La Agencia de Proyectos de Investigación Avanzados para la Defensa, del Departamento de Defensa de EE UU, Darpa (Defense Advanced Research Projects Agency), por sus siglas en inglés, ha llamado la atención sobre las limitaciones de estas tecnologías. En su página web se puede leer que «los sistemas de aprendizaje automático pueden ser fácilmente engañados mediante cambios en las entradas que nunca engañarían a un ser humano. Los datos utilizados para entrenar estos sistemas pueden estar corruptos. Y el propio software es vulnerable a los ciberataques».
El pasado 8 de marzo, Noam Chomsky, Ian Roberts y Jeffrey Watumull publicaban un artículo en ‘The New York Times’, ‘The False Promise of ChatGPT’, donde recordaban que la cognición humana no se parece mucho al modo en el que funcionan ChatGPT de OpenAI, Bard de Google y Sydney de Microsoft, programas estadísticos que ingieren terabytes de información, encuentran patrones en esa información desmesurada y generan soluciones probables sobre esa base. Describen en dicho artículo cómo la mente humana es un elegante artefacto que, manejando información escasa e incompleta, es capaz de distinguir las entidades del mundo e interpretar contextualmente cómo se relacionan. Todo ello construido sobre la base de una creatividad crítica, que nos posibilita a las personas distinguir lo que es verdadero de lo que es falso.

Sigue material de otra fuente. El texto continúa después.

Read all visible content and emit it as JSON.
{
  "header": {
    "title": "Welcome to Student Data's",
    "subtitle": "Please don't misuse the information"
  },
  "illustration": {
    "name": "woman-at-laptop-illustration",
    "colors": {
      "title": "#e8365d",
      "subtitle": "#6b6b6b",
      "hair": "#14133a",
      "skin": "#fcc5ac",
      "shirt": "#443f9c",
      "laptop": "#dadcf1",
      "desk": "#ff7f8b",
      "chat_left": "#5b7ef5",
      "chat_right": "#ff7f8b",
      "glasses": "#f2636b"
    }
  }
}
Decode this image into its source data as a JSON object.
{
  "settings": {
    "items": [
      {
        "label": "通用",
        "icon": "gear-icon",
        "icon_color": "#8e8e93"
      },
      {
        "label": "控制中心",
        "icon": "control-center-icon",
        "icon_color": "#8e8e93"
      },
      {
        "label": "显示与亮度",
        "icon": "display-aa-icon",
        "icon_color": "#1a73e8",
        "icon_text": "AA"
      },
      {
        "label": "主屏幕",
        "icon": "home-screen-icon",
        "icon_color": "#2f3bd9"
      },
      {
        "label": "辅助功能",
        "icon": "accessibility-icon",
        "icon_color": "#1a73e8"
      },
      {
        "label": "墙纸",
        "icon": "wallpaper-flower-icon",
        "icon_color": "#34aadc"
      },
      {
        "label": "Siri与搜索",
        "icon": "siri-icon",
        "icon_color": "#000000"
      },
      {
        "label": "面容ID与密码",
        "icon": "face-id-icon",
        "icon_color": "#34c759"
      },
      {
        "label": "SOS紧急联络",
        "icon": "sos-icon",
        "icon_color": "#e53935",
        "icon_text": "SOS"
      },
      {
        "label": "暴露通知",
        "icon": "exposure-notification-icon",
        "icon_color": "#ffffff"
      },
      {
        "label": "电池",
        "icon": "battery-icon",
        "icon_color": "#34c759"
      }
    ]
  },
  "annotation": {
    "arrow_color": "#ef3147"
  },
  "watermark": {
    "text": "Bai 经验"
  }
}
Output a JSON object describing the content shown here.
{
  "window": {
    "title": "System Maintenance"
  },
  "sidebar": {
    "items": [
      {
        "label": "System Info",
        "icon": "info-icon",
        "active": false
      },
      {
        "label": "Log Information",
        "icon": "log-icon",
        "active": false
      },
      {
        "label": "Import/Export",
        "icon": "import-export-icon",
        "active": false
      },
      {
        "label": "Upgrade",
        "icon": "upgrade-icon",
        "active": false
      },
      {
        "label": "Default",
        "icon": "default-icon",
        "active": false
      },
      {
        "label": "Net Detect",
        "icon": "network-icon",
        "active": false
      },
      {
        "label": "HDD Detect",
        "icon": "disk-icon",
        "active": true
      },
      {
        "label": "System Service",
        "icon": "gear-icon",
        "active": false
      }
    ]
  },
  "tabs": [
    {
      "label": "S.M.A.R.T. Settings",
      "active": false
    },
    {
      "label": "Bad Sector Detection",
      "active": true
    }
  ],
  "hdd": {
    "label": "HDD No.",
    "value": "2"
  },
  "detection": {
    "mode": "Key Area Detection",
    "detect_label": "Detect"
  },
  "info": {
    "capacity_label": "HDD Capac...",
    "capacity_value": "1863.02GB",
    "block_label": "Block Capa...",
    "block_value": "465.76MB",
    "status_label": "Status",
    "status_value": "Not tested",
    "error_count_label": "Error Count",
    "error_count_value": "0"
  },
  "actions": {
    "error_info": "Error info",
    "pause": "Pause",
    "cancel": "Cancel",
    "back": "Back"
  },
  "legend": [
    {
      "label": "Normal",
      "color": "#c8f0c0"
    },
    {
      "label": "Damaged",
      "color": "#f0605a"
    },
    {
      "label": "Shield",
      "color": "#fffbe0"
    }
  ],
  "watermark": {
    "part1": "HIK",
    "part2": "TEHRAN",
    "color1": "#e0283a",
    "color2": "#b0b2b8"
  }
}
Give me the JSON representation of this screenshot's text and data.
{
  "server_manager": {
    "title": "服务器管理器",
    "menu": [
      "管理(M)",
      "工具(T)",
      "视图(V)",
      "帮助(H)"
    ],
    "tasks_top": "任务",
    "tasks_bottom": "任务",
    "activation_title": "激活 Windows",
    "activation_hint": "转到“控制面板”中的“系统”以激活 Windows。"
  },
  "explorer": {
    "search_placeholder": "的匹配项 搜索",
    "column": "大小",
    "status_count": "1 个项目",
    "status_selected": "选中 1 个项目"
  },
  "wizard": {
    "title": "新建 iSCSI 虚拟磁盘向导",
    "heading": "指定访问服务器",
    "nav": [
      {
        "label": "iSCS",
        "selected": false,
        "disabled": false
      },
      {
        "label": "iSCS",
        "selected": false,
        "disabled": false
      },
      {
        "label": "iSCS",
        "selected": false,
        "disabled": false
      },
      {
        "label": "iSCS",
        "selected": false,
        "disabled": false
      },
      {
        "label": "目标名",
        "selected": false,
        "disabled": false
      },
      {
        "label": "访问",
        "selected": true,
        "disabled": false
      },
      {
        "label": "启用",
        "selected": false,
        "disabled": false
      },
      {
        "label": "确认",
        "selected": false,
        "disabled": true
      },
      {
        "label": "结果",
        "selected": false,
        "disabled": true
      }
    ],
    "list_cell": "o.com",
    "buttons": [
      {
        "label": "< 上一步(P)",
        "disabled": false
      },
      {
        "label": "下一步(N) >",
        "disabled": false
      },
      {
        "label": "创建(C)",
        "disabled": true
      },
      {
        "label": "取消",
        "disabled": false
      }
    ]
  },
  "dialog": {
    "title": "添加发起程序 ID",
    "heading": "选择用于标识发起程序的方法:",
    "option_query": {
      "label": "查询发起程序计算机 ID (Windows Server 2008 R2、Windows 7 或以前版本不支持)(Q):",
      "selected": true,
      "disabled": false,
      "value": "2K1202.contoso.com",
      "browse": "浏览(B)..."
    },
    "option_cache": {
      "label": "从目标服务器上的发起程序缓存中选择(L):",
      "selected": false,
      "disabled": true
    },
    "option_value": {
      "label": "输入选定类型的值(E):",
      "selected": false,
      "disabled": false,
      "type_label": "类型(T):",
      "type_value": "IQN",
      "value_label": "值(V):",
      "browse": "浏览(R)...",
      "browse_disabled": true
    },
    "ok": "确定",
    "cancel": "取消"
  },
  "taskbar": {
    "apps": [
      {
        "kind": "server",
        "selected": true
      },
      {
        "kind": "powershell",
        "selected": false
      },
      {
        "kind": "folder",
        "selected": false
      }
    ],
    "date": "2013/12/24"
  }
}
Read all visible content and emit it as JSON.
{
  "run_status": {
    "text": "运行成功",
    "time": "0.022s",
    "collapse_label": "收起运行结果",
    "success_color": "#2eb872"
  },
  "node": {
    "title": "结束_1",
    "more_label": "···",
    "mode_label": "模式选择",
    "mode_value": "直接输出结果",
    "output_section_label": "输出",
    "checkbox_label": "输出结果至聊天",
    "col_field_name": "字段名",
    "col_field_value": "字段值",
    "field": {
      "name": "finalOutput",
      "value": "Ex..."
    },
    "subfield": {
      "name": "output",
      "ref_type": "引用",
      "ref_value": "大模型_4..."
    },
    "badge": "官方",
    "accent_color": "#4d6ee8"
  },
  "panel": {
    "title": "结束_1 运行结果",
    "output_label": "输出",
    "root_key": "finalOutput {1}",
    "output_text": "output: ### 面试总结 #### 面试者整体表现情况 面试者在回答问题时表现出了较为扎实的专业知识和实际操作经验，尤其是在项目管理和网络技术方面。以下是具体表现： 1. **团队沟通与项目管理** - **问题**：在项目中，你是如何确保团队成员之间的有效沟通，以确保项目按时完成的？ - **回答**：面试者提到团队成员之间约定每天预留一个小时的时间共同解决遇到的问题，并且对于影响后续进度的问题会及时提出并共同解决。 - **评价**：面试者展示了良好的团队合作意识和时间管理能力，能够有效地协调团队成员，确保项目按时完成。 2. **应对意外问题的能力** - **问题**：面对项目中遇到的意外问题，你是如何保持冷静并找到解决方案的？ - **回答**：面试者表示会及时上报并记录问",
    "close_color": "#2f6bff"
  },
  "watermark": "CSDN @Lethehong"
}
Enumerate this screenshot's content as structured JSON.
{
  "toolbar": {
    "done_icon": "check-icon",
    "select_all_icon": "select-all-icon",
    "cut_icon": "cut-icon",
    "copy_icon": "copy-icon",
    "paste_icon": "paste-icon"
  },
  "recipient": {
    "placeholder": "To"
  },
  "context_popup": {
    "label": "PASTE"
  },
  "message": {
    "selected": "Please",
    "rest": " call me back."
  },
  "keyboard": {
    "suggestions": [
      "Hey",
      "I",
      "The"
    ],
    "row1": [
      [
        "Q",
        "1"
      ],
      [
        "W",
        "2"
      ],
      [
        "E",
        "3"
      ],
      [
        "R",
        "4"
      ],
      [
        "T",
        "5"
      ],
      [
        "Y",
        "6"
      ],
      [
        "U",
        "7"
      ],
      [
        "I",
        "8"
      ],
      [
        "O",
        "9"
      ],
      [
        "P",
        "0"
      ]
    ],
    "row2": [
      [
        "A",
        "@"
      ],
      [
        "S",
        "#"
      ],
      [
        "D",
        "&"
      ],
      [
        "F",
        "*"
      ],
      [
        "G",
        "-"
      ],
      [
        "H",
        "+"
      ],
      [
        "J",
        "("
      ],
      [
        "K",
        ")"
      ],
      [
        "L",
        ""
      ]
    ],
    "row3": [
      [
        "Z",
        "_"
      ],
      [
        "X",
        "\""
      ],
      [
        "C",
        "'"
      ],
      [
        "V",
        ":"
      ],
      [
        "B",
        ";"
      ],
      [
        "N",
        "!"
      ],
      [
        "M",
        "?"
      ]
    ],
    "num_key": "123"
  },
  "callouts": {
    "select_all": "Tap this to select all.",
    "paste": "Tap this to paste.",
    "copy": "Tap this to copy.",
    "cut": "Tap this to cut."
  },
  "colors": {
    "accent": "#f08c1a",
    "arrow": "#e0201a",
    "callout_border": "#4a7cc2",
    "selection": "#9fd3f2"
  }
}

Esta es nuestra inteligencia. Aquella que es consciente del mundo que le rodea y razona en él. De hecho, en las noticias sobre los resultados de los exámenes que supera con tanta facilidad ChatGPT hay un interesante matiz que hemos pasado por alto. Los exámenes en los que peor nota sacan esta clase de herramientas son AP English Literature y AP English Language. ¿Qué evalúan estas pruebas? Desarrollar habilidades de lectura, de comprensión, de crítica, de escritura elaborada, de composición, de argumentación, de persuasión, de evaluación del rigor de una fuente de información, etcétera. Hablaremos de una inteligencia artificial real el día que asuma también estas funciones cognitivas y conscientes.